Nano-based products are amongst the most social in their uses. You can take them at a baseball game more easily than sparking up a pre-roll, for example. So, a carefully curated subset of the endlessly variable cannabis experiences that would make a baseball game more enjoyable, could be highlighted in a brand. It might not just be for baseball, of course. It might also work equally well for a day at the beach and many other occasions, but it might not work so well for drafting an essay or a report for work. That experience would be better enhanced by a different subset of the cannabis experience. One that favors focus and concentration.
By encouraging the extractors to explore the spectrum in the extracts being used as input material for nanoemulsion based products, you can craft more appealing, more experience-driven brands. Brands optimized for specific occasions of use. This is not a new idea, but it is one that seems to have been abandoned in favor of onset speed.
It is time move more boldly into the next generation of products. To do this you will need “experience designers” who understand what the brand stands for, and which components of the spectrum will support the activities most associated with the brand. That person may be with the extractor, may be with the product team, the marketing team, or be an independent consultant, but he or she needs to drive the composition of the extracts used. They will be the pattern builders.
Nanoemulsion technology itself either makes the grade or it doesn’t. It either protects the active compounds all the way to the bloodstream, or it does not. It does so reliably, predictably, and yes even quickly, or it does not. The truth is that most do not, but some do. If you make your selection carefully, you need only do it once. None of what I am describing will work with a low quality nanoemulsion. A milky, large-particle size, nanoemulsion that passes through the portal vein on the way to the bloodstream will not work. It will not be spectrum transparent, nor dependable, nor stable.
Once you have a solid nano foundation, you can build patterns with precision and provide commonality in the experiences you create. Whomever you have as the pattern builder must work closely with the extractors to evaluate the experiential character of the extract or combination of extracts to ensure it is in line with each brand’s voice and values.
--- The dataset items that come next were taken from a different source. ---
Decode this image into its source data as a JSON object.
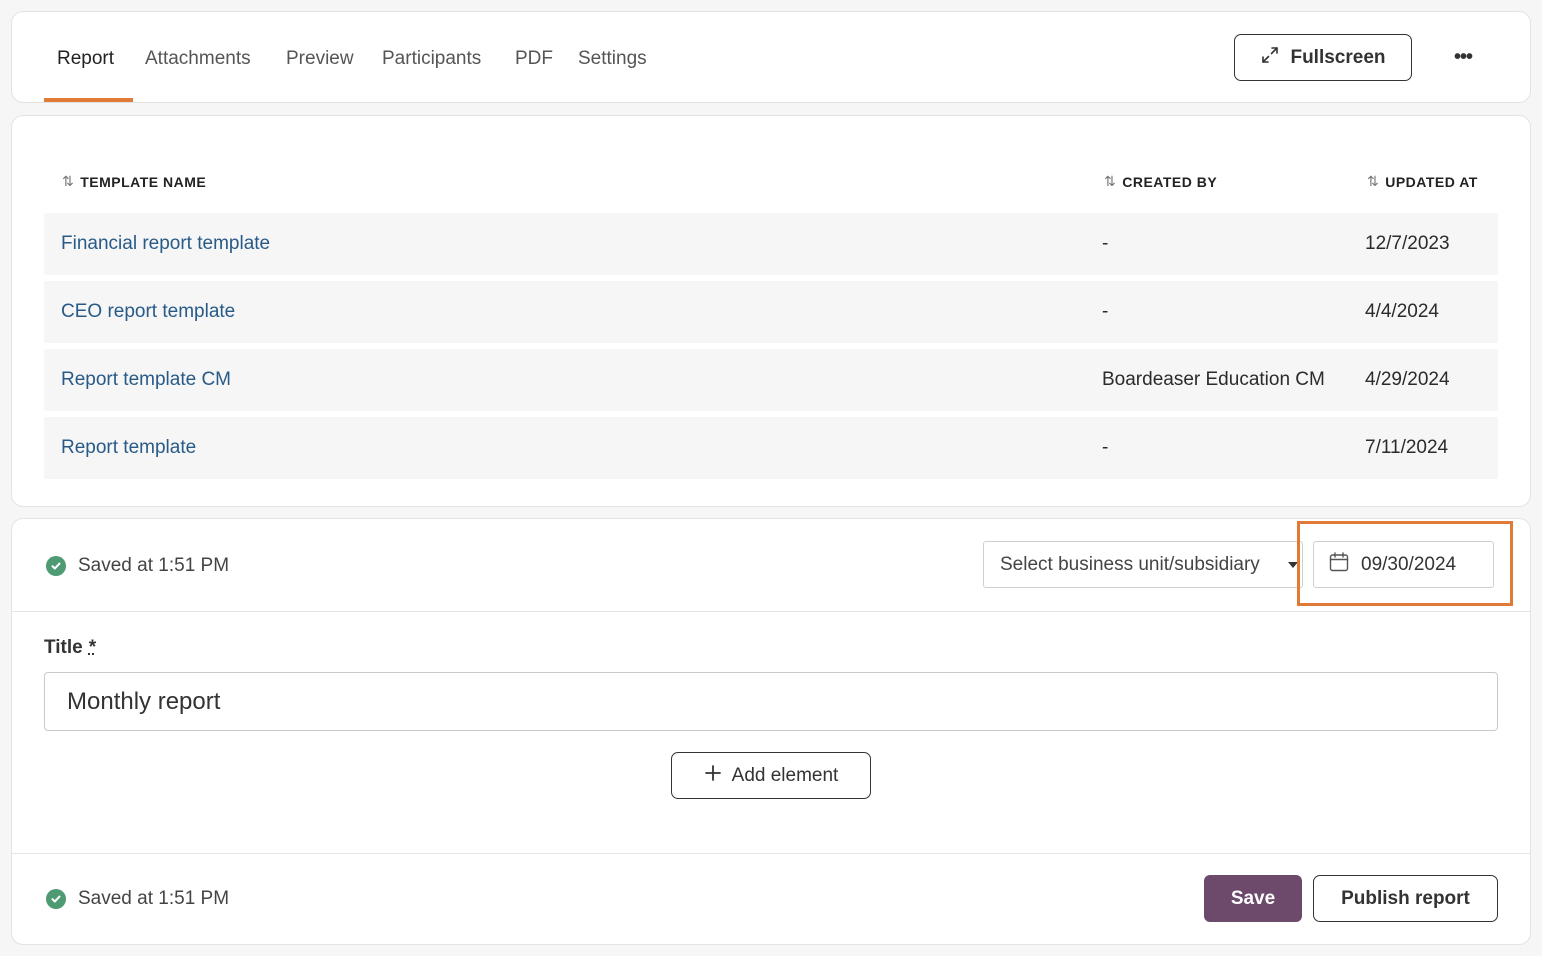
{
  "tabs": [
    {
      "label": "Report"
    },
    {
      "label": "Attachments"
    },
    {
      "label": "Preview"
    },
    {
      "label": "Participants"
    },
    {
      "label": "PDF"
    },
    {
      "label": "Settings"
    }
  ],
  "active_tab": "Report",
  "header": {
    "fullscreen_label": "Fullscreen",
    "more_label": "•••"
  },
  "templates": {
    "columns": {
      "name": "TEMPLATE NAME",
      "created_by": "CREATED BY",
      "updated_at": "UPDATED AT"
    },
    "sort_icon": "⇅",
    "rows": [
      {
        "name": "Financial report template",
        "created_by": "-",
        "updated_at": "12/7/2023"
      },
      {
        "name": "CEO report template",
        "created_by": "-",
        "updated_at": "4/4/2024"
      },
      {
        "name": "Report template CM",
        "created_by": "Boardeaser Education CM",
        "updated_at": "4/29/2024"
      },
      {
        "name": "Report template",
        "created_by": "-",
        "updated_at": "7/11/2024"
      }
    ]
  },
  "editor": {
    "saved_status_top": "Saved at 1:51 PM",
    "business_unit_placeholder": "Select business unit/subsidiary",
    "date_value": "09/30/2024",
    "title_label": "Title",
    "required_marker": "*",
    "title_value": "Monthly report",
    "add_element_label": "Add element",
    "saved_status_bottom": "Saved at 1:51 PM",
    "save_label": "Save",
    "publish_label": "Publish report"
  },
  "colors": {
    "accent": "#e07a36",
    "link": "#285a88",
    "primary_button": "#6d4a6b",
    "success": "#4e9a72"
  }
}
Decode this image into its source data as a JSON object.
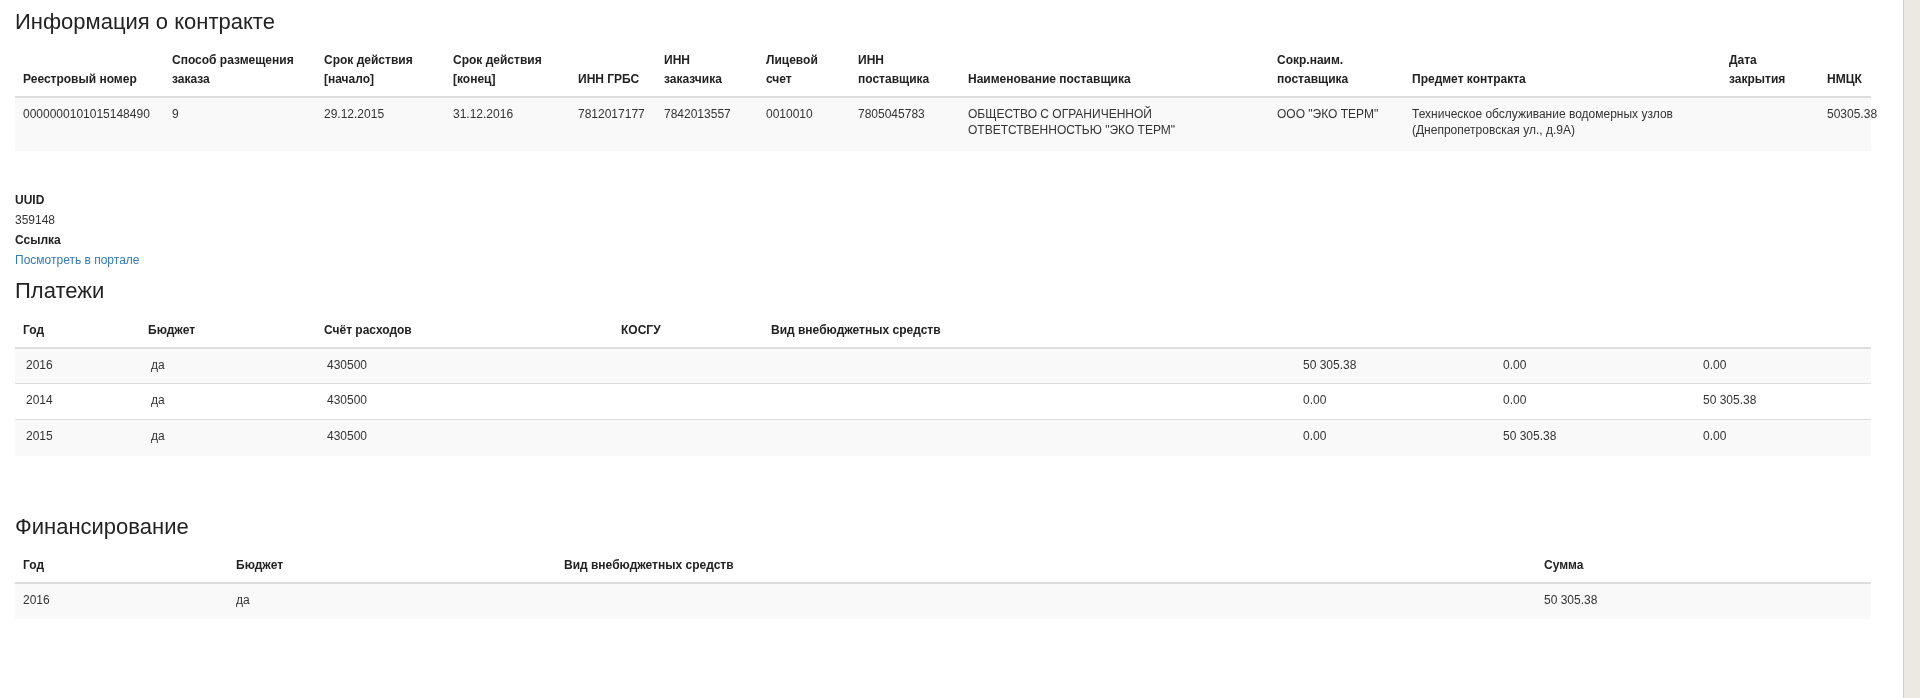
{
  "contract": {
    "title": "Информация о контракте",
    "table": {
      "columns": [
        "Реестровый номер",
        "Способ размещения заказа",
        "Срок действия [начало]",
        "Срок действия [конец]",
        "ИНН ГРБС",
        "ИНН заказчика",
        "Лицевой счет",
        "ИНН поставщика",
        "Наименование поставщика",
        "Сокр.наим. поставщика",
        "Предмет контракта",
        "Дата закрытия",
        "НМЦК"
      ],
      "rows": [
        {
          "registry_number": "0000000101015148490",
          "placement_method": "9",
          "start_date": "29.12.2015",
          "end_date": "31.12.2016",
          "grbs_inn": "7812017177",
          "customer_inn": "7842013557",
          "account": "0010010",
          "supplier_inn": "7805045783",
          "supplier_name": "ОБЩЕСТВО С ОГРАНИЧЕННОЙ ОТВЕТСТВЕННОСТЬЮ \"ЭКО ТЕРМ\"",
          "supplier_short_name": "ООО \"ЭКО ТЕРМ\"",
          "subject": "Техническое обслуживание водомерных узлов (Днепропетровская ул., д.9А)",
          "nmck": "50305.38"
        }
      ]
    }
  },
  "details": {
    "uuid_label": "UUID",
    "uuid_value": "359148",
    "link_label": "Ссылка",
    "link_text": "Посмотреть в портале"
  },
  "payments": {
    "title": "Платежи",
    "table": {
      "columns": [
        "Год",
        "Бюджет",
        "Счёт расходов",
        "КОСГУ",
        "Вид внебюджетных средств"
      ],
      "rows": [
        {
          "year": "2016",
          "budget": "да",
          "account": "430500",
          "column_6": "50 305.38",
          "column_7": "0.00",
          "column_8": "0.00"
        },
        {
          "year": "2014",
          "budget": "да",
          "account": "430500",
          "column_6": "0.00",
          "column_7": "0.00",
          "column_8": "50 305.38"
        },
        {
          "year": "2015",
          "budget": "да",
          "account": "430500",
          "column_6": "0.00",
          "column_7": "50 305.38",
          "column_8": "0.00"
        }
      ]
    }
  },
  "financing": {
    "title": "Финансирование",
    "table": {
      "columns": [
        "Год",
        "Бюджет",
        "Вид внебюджетных средств",
        "Сумма"
      ],
      "rows": [
        {
          "year": "2016",
          "budget": "да",
          "amount": "50 305.38"
        }
      ]
    }
  }
}
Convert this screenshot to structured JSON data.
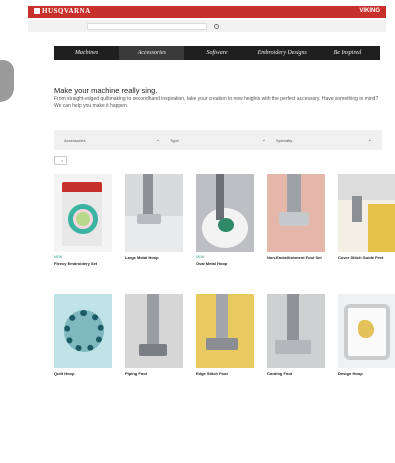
{
  "header": {
    "brand": "HUSQVARNA",
    "right_brand": "VIKING",
    "util_links": [
      "",
      "",
      "",
      "",
      ""
    ],
    "search_placeholder": ""
  },
  "nav": {
    "items": [
      {
        "label": "Machines"
      },
      {
        "label": "Accessories"
      },
      {
        "label": "Software"
      },
      {
        "label": "Embroidery Designs"
      },
      {
        "label": "Be Inspired"
      }
    ]
  },
  "headline": "Make your machine really sing.",
  "intro": "From straight-edged quiltmaking to secondhand inspiration, take your creation to new heights with the perfect accessory. Have something in mind? We can help you make it happen.",
  "filters": [
    {
      "label": "Accessories"
    },
    {
      "label": "Type"
    },
    {
      "label": "Specialty"
    }
  ],
  "chip": {
    "label": "",
    "remove": "×"
  },
  "products": [
    {
      "badge": "NEW",
      "name": "Fleecy Embroidery Set",
      "desc": "",
      "art": "t1"
    },
    {
      "badge": "",
      "name": "Large Metal Hoop",
      "desc": "",
      "art": "t2"
    },
    {
      "badge": "NEW",
      "name": "Oval Metal Hoop",
      "desc": "",
      "art": "t3"
    },
    {
      "badge": "",
      "name": "Non-Embellishment Foot Set",
      "desc": "",
      "art": "t4"
    },
    {
      "badge": "",
      "name": "Cover Stitch Guide Feet",
      "desc": "",
      "art": "t5"
    },
    {
      "badge": "",
      "name": "Quilt Hoop",
      "desc": "",
      "art": "t6"
    },
    {
      "badge": "",
      "name": "Piping Foot",
      "desc": "",
      "art": "t7"
    },
    {
      "badge": "",
      "name": "Edge Stitch Foot",
      "desc": "",
      "art": "t8"
    },
    {
      "badge": "",
      "name": "Cording Foot",
      "desc": "",
      "art": "t9"
    },
    {
      "badge": "",
      "name": "Design Hoop",
      "desc": "",
      "art": "t10"
    }
  ]
}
The marketers and the consumer researchers should be encouraged to ask the consumers who are not re-buying fast acting products why they are not. I believe I know why. Not one commercial nano product I have tried in the last six months would satisfy a daily consumer. I have made many nano formulations that would, but none of them had onsets under 15 minutes. It is time to choose predictability over speed and stop building products for people who are just putting a toe in the pool. Let’s make powerful products first and foremost for people who love cannabis. Find the power and the beauty hidden in the patterns and light them up with THC. The market is waiting.